FULYA ÇETİN
river under river
24 January –23 February 2013
How one is meant to return is wholly washed or dipped in a revivifying and informing water, something
which impresses upon our flesh the odor of the sacred. Each woman has potential access to [...] this
river beneath the river. Women Who Run With the Wolves, Clarissa Pinkola Estes
“The river-beneath-the river” is a world in which aspects of human nature and vulnerability are revealed
layer by layer. In this world, where each painting can be read as a catalyst of meaning, Fulya Çetin calls
the audience to get in this river and take a journey of their own. In this way, each person can dive into
layers of meaning and discover a unique path by following his or her own intuition.
This exhibition, featuring mostly oil-on-canvas paintings and drawings Çetin has created over the last
couple of years, promises to reveal further meanings when the viewer delves deeper into this world
beneath the river. This is why the most striking common feature of the works here is that they relate to
each other, somehow through their contradictory or conflicting meanings and open the layers. By
portraying a moment containing movement like a frozen digital image, Çetin combines the aesthetics of
the digital image with painting and makes us question the new meanings that emerge from this
combination.
Thus, for example, she juxtaposes a painting of two people who are very close to each other and the
distorted style of painting creates a sense where we do not understand whether they are showing
compassion or violence such as in another painting of a bundle of fragile roses. Similarly, her paintings
in which she looks at an empty road or a patch of woods through a night-vision aesthetic, attribute
wildness to human-made machines (cameras) and innocence to the wild. A similar tension can be
observed between the figures in some of her works. The painting portraying three Japanese tourists
caught between awe and terror and unable to decide whether to move closer to or away from three
swans they happen to see in a pond, suggests an inevitable parallelism with the painting that portrays a
middle class European family on a nice small boat entering a dark canal.

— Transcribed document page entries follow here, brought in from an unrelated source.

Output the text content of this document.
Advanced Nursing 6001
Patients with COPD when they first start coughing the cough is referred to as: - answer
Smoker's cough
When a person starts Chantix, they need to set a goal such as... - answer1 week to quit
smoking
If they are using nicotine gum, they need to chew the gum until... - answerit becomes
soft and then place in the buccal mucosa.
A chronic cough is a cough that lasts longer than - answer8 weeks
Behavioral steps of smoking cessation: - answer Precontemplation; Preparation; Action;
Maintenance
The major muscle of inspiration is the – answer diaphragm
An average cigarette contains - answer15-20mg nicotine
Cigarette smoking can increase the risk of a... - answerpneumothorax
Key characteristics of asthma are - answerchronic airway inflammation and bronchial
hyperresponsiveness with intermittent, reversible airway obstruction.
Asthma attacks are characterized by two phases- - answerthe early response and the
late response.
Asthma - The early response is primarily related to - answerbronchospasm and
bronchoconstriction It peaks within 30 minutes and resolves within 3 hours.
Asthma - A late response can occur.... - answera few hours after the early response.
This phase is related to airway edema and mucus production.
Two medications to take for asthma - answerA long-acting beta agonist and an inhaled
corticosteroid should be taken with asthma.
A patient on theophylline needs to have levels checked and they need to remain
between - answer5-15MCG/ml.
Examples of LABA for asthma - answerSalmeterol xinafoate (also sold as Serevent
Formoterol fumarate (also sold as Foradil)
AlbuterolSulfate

This movement, based on distance, contact and lack of contact between the figures, takes the shape of
obvious but calm conflict in other paintings. The works in which Çetin depicts naked human bodies in
contact with wild animals, when read in relation with the other paintings, show themselves not as an
alternative to humanity’s already lost connection to nature, but as a warning against becoming inured
to this separation.
Taking shape primarily around the themes of vulnerability, conflict, and lack of contact, the deep bonds
between these paintings and the intertwining meanings they express can take anyone to his or her own
river-world. That is why these paintings connecting to each other in zigzags, parallels, and crosses,
invite the audience to realize their own weaknesses and lack of connection and to bathe fully in this
“river-beneath-the river”.
Fulya Çetin (born in Istanbul, 1970) graduated from Mimar Sinan University department of painting in
1995. This is her first solo show with artSümer after the latest one in 2010 titled ‘Collector of
Devastations’. Selected group shows include ‘Güllük Gülistanlık’ (Opelvillen, Germany, 2012), ‘Reality
Terror’ (DEPO, 2012), ‘Animal-like’ (Milk, 2012), Prescript (Rumeli Han, 2012), ‘Where the Fire Struck’
(DEPO, 2011), ‘Good Night’ (Manzara Perspectives), 2011), ‘Plastic Doll’ (Masa Projesi, 2009), ‘Spring
Cleaning’ (Karşı Sanat, 2006). She has participated in projects with the artist initiative Hafriyat Karaköy
many times. The artist lives and works in Istanbul.